Tabler described the assault as “a bizarre calculation for a minority Alawite dominated-regime that carried out a massacre in the same city in 1982.”

Sunni disquiet toward Syria’s Alawites, an offshoot of Shi’ite Islam, has built up in the last few months as security forces shoot at funerals in and around mosques and the army encircle leading mosques ahead of Friday, witnesses and human rights campaigners say.

In Hama, damage to at least a dozen mosques not only has inflamed passions among its religiously conservative majority Sunni residents but revived memories of a time when the city’s centre and symbols of Islamic heritage were razed.

“They want to provoke a Sunni backlash to plunge Syria into sectarian warfare,” said Sheikh Ahmad al-Alawani, who preached at the Muaz Ibn Jabal mosque in Hama, one of the mosques that had shell holes from the Ramadan assault.

In the eastern city of Deir Al Zor, security forces scribbled graffiti of “No God but Bashar” instead of the “No God but Allah” on several mosques in the Juwra neighborhood.

In a country where political gatherings are banned, mosques remain a focus of the protests.
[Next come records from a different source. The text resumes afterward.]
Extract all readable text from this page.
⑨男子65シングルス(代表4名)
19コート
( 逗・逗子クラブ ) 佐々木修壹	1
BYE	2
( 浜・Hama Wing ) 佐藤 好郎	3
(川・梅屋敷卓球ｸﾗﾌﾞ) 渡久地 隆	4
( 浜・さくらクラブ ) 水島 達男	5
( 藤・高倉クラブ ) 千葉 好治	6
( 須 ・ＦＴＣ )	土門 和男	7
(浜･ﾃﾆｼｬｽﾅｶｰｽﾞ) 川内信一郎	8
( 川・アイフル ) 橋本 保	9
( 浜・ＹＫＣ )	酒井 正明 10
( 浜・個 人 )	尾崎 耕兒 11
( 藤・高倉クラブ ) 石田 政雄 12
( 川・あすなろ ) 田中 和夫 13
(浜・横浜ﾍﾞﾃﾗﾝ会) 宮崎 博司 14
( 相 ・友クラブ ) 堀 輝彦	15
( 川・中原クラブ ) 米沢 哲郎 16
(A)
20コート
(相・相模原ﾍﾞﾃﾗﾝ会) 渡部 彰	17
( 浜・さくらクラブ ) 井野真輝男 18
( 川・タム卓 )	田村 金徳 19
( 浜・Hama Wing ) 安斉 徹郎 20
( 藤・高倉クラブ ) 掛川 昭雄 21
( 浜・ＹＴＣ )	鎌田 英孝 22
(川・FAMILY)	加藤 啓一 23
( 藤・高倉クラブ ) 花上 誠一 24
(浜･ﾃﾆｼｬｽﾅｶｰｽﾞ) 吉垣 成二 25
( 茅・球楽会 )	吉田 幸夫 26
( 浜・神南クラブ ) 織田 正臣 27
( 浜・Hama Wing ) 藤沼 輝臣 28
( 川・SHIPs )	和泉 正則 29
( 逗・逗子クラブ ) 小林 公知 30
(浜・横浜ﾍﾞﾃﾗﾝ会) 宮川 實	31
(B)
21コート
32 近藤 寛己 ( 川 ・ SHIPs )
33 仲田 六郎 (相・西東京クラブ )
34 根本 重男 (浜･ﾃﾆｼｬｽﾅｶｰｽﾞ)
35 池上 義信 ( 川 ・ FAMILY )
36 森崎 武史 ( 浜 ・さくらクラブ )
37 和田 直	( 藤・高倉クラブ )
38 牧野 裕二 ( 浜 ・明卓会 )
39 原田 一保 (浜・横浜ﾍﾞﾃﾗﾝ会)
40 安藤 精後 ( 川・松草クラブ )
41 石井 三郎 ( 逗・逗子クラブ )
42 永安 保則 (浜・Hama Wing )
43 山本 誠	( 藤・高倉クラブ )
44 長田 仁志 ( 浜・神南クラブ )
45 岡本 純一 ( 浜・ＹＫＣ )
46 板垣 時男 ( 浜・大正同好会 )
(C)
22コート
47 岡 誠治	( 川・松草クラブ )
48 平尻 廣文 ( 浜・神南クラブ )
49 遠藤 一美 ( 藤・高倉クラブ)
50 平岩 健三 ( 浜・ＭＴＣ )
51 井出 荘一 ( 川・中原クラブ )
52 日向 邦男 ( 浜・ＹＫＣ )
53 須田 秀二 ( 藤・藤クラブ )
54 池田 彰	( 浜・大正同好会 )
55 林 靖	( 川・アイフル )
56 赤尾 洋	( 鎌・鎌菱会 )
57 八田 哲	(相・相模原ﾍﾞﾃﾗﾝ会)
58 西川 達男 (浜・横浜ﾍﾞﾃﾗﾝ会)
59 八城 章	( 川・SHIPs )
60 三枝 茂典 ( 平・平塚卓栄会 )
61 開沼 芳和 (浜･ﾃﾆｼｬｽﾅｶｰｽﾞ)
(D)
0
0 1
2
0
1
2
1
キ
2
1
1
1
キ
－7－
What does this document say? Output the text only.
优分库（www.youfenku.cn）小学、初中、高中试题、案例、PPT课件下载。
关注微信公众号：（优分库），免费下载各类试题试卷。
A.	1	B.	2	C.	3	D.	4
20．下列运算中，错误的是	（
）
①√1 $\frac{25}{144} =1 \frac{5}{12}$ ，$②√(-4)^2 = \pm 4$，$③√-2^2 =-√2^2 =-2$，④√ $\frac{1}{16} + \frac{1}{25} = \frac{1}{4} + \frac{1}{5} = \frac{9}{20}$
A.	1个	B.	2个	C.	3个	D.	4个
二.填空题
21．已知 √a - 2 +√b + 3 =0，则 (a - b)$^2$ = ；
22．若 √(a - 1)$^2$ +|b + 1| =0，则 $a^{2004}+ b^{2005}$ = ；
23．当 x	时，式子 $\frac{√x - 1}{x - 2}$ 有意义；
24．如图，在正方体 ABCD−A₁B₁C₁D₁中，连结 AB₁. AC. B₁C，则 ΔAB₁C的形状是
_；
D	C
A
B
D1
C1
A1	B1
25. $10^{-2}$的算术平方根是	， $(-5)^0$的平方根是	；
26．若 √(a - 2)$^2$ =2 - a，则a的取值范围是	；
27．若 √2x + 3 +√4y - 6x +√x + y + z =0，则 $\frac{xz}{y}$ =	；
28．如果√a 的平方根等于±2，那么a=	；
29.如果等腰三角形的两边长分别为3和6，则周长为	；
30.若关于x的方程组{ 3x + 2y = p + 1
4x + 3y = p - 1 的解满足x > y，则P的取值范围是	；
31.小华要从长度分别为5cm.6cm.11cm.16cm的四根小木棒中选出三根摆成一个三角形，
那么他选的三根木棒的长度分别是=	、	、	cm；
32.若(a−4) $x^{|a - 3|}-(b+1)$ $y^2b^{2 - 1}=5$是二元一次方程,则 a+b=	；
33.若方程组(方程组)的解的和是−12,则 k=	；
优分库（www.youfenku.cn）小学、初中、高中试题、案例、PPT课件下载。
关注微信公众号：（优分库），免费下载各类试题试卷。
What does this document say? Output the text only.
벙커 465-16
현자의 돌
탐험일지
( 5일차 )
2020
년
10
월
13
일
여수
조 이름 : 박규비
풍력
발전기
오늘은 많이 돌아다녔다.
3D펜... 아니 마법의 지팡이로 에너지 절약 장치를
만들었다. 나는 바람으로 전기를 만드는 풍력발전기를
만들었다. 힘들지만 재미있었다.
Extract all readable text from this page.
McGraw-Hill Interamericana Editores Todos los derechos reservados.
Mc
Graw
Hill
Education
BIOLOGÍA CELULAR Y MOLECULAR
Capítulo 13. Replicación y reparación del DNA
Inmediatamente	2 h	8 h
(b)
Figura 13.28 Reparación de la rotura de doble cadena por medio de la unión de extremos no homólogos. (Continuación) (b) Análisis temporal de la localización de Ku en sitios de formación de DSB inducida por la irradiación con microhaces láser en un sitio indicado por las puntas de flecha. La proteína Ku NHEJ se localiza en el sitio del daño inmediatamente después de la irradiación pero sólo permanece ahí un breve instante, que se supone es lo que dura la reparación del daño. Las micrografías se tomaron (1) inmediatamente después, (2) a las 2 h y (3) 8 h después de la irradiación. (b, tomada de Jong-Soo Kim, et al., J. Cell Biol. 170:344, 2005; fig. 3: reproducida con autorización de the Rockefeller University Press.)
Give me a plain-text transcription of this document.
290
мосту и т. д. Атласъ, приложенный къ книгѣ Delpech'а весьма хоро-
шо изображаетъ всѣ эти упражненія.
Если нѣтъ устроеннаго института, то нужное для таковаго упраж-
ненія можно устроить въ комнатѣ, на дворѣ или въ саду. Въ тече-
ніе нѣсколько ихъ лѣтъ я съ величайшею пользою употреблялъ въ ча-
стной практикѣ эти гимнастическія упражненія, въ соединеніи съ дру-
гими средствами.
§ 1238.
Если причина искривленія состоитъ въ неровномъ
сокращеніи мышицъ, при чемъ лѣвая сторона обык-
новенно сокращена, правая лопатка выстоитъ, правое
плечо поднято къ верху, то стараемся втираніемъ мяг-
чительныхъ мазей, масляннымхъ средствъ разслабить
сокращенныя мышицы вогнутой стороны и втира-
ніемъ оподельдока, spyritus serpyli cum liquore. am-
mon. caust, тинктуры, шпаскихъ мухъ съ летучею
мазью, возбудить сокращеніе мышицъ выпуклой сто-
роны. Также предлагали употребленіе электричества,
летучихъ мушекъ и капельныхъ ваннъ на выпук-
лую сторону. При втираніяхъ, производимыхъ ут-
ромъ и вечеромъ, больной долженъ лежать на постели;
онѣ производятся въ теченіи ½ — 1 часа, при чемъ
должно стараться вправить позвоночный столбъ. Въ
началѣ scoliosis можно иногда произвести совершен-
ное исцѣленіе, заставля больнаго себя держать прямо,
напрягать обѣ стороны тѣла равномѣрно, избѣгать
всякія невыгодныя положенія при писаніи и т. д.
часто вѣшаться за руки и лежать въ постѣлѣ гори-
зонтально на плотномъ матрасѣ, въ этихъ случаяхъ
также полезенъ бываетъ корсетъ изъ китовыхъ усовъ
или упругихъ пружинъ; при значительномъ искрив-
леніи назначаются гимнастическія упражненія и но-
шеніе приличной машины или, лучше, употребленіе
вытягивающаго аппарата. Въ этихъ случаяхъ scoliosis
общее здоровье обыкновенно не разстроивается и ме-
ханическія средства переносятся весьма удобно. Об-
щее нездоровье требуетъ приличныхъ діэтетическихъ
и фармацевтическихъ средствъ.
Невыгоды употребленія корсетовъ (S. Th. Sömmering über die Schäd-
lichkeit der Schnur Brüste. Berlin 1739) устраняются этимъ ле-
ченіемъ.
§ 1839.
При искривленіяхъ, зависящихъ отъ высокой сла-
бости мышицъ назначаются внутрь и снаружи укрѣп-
Authorities have also shown on state television alleged confessions of detainees who have talked about how mosques have been used as centers to store weapons for armed groups they say are instigating the uprising.

“We are not afraid. Down with tyrants,” Internet video footage showed hundreds of worshippers chanting during Ramadan night prayers at the Rifai mosque in the Kfar Souseh neighborhood of Damascus.

Sheikh Majd Ahmad Maki, a prominent cleric who fled his hometown of Aleppo in 1980, and a main figure among Syria’s Religious Scholars Association that brings together over 150 leading Islamic scholars in exile, said that Assad cannot keep relying on establishment clerics to justify the killings.

“The regime with its killings has embarrassed even those clerics closest to him. I am not finding now any cleric with a turban who openly supports the killings perpetrated by Assad,” Sheikh Maki said from Saudi Arabia.